Water Quality Monitoring.

• temperature, DO, ammonia, pH at a minimum.
  
  • DO/pH tends to decrease, ammonia tends to increase.
• problems -> prolonged anesthesias, fish sequentially anesthetized in the same container.
• water movement and presence of surface foam (protein buildup).

Recovery.

• immersion (place in anesthetic-free water), injectables (metabolism/excretion of drug, reversals).
• all fish should be placed in fresh water regardless of anesthetic protocol.
• adequately aerated water at all times.
• ventilatory support PRN.
• immersion -> full recovery within 5 minutes -> if more than 10 minutes then excessive anesthetic dose or compromised animal.
• increased RR/RE, return of muscle tone/fin movement, progressively less ataxia until full equilibrium returned.
  
  • excitement phase may occur -> limit risk of trauma.

Resuscitation.

• bradypnea -> pass water over gills, decrease [anesthetic], increase water flow.
• apnea -> remove from anesthesia, pass water over gills.
  
  • buccal flow/HR reflex -> HR increases in response to increase in water flow.
  • consider doxapram? marked stimulant in elasmos (dangerous).
• physiologic collapse/shock -> epi, corticosteroids?

Question 8

Describe analgesia in fish.

What oopioid receptors are present in fish brains?

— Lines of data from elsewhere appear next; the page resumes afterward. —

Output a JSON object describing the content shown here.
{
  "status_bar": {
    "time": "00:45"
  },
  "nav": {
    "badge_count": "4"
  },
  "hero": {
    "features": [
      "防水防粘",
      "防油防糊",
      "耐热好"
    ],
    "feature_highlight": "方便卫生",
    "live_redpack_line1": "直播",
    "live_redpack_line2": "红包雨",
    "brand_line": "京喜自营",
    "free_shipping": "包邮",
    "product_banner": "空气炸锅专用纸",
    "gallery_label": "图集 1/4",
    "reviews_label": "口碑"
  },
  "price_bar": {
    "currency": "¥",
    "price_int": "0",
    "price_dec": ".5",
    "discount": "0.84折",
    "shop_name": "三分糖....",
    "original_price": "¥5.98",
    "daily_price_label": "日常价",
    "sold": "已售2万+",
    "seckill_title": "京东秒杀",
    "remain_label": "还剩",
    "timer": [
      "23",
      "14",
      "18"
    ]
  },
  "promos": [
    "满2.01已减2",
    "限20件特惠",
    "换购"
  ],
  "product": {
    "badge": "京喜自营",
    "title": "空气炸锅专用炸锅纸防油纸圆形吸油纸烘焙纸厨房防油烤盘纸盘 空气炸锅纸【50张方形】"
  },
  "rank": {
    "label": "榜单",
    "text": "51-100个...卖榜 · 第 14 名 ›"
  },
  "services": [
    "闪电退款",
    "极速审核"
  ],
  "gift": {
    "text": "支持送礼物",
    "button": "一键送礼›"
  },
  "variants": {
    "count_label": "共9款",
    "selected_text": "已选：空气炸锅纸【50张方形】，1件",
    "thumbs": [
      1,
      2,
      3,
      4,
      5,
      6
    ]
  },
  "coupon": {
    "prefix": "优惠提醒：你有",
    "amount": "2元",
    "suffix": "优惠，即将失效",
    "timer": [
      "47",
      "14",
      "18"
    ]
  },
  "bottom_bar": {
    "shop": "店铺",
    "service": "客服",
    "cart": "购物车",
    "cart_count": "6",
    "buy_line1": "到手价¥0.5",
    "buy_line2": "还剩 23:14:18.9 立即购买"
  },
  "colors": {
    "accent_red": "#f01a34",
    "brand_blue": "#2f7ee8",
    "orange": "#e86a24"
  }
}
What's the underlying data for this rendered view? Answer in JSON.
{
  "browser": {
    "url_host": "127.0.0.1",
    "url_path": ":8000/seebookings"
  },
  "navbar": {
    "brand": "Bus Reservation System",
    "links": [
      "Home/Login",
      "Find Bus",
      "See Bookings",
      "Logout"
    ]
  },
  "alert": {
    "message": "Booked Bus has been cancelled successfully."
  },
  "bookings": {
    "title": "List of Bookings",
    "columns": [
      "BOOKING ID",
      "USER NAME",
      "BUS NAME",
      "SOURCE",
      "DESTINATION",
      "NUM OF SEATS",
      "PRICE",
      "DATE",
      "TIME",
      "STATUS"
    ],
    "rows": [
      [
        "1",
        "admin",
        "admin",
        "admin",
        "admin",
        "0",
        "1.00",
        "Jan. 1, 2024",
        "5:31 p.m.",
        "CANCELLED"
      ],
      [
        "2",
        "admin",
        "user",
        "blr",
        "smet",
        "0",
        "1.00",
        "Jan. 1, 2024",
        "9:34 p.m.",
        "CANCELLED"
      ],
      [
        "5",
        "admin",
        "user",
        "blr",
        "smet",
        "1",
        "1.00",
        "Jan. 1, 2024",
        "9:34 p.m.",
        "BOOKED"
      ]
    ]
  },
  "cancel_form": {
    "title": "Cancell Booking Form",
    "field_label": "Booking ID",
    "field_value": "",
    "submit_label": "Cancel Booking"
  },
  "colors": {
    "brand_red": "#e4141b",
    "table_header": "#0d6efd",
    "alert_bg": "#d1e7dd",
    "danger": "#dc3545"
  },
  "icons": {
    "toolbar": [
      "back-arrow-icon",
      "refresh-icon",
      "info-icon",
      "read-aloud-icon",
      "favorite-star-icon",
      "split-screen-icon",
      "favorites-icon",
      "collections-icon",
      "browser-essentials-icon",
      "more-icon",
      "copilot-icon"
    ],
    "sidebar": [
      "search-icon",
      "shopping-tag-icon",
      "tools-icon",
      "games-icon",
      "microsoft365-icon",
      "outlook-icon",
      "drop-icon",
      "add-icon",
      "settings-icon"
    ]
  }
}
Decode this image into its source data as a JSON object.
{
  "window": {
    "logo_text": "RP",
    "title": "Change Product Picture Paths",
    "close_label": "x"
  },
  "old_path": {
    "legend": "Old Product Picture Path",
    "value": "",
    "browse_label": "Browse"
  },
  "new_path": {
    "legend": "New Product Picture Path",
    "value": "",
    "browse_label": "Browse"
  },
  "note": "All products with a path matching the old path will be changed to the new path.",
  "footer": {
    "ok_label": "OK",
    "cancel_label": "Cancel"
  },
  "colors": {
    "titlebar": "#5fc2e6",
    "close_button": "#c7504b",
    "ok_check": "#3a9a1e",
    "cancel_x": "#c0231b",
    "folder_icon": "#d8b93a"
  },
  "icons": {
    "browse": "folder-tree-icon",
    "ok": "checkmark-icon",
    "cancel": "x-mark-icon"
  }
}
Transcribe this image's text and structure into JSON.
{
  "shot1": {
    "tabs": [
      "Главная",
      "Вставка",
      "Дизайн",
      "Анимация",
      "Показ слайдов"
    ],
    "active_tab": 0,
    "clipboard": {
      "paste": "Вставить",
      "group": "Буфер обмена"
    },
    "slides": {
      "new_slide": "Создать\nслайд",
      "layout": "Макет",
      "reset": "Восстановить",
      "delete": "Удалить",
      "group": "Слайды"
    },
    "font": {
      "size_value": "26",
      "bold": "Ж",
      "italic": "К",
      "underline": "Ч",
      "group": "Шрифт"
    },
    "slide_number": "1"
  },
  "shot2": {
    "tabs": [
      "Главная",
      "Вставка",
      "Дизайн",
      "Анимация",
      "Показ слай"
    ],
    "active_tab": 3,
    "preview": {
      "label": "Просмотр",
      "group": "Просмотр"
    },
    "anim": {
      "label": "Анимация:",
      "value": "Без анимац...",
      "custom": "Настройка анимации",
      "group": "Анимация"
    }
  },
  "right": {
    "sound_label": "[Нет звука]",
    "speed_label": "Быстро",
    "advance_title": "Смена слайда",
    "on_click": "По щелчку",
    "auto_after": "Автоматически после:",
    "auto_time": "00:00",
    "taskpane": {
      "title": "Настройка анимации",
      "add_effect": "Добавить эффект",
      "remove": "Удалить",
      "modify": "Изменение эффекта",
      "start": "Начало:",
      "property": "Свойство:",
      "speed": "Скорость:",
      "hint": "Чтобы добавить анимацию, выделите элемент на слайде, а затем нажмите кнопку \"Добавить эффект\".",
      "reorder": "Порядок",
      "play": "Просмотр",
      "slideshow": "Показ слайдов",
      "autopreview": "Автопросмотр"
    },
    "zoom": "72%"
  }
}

What opioids have been used?

What local anesthetics have been used?

What NSAIDs have been used?

Answer 8

Analgesia.

• limited information.
• mu and kappa opiate receptors present in fish brains -> antinociceptive effects have been shown.
  
  • morphine, tramadol, buprenorphine, dermorphine -> trout, cod, koi, goldfish, zebrafish, flounder.
  • naloxone negates/decreases effectiveness of morphine/buprenorphine.
• butorphanol -> mu antagonist + kappa agonist.
  
  • koi -> postsurgical analgesia, respiratory depression.
  • catsharks, dogfish -> no effect.
• lidocaine -> SQ, immersion -> analgesic in trout/zebrafish (respectively).
• NSAIDS -> variable effects.

Question 9

Describe the euthanasia methods of fish.

What is the primary method?

Why are secondary methods recommended and what methods are they?

What are some methods that are NOT approved?

Answer 9

Euthanasia.

• immersion alone may be insufficient -> two-step euthanasia is preferred.
• primary method.
  
  • buffered MS-222 at 5-10x anesthetic dose for that sp for at least 15-30 min after reflexes/OR cease.
    
    • recovery is possible in some sp.
    • Doppler for asystole, check gills for pallor.
• secondary methods.
  
  • pithing, decapitation + pithing, macerating, exsanguination, rapid freezing, pentobarbital.
  • pentobarbital -> administer and then leave in anesthetic solution for at least 15-30 min after reflexes/OR cease.
• other options.
  
  • large fish -> sedation then pentobarbital IV.
  • air-breathing sp -> sedation then pentobarbital IV or physical methods.
    
    • never rely on immersion euthanasia alone.
  • small tropical/subtropical sternotropic sp -> immediate immersion in cold water at least 10-20 min after reflexes/OR cease.
  • other methods described by AVMA.
• UNAPPROVED METHODS.
  
  • slow chilling/freezing of unanesthetized animals.
  • death by anoxia and desiccation.
• AVMA Guidelines “euthanasia methods should be tested in one animal or a small group of animals prior to use in a large population for an unfamiliar species.”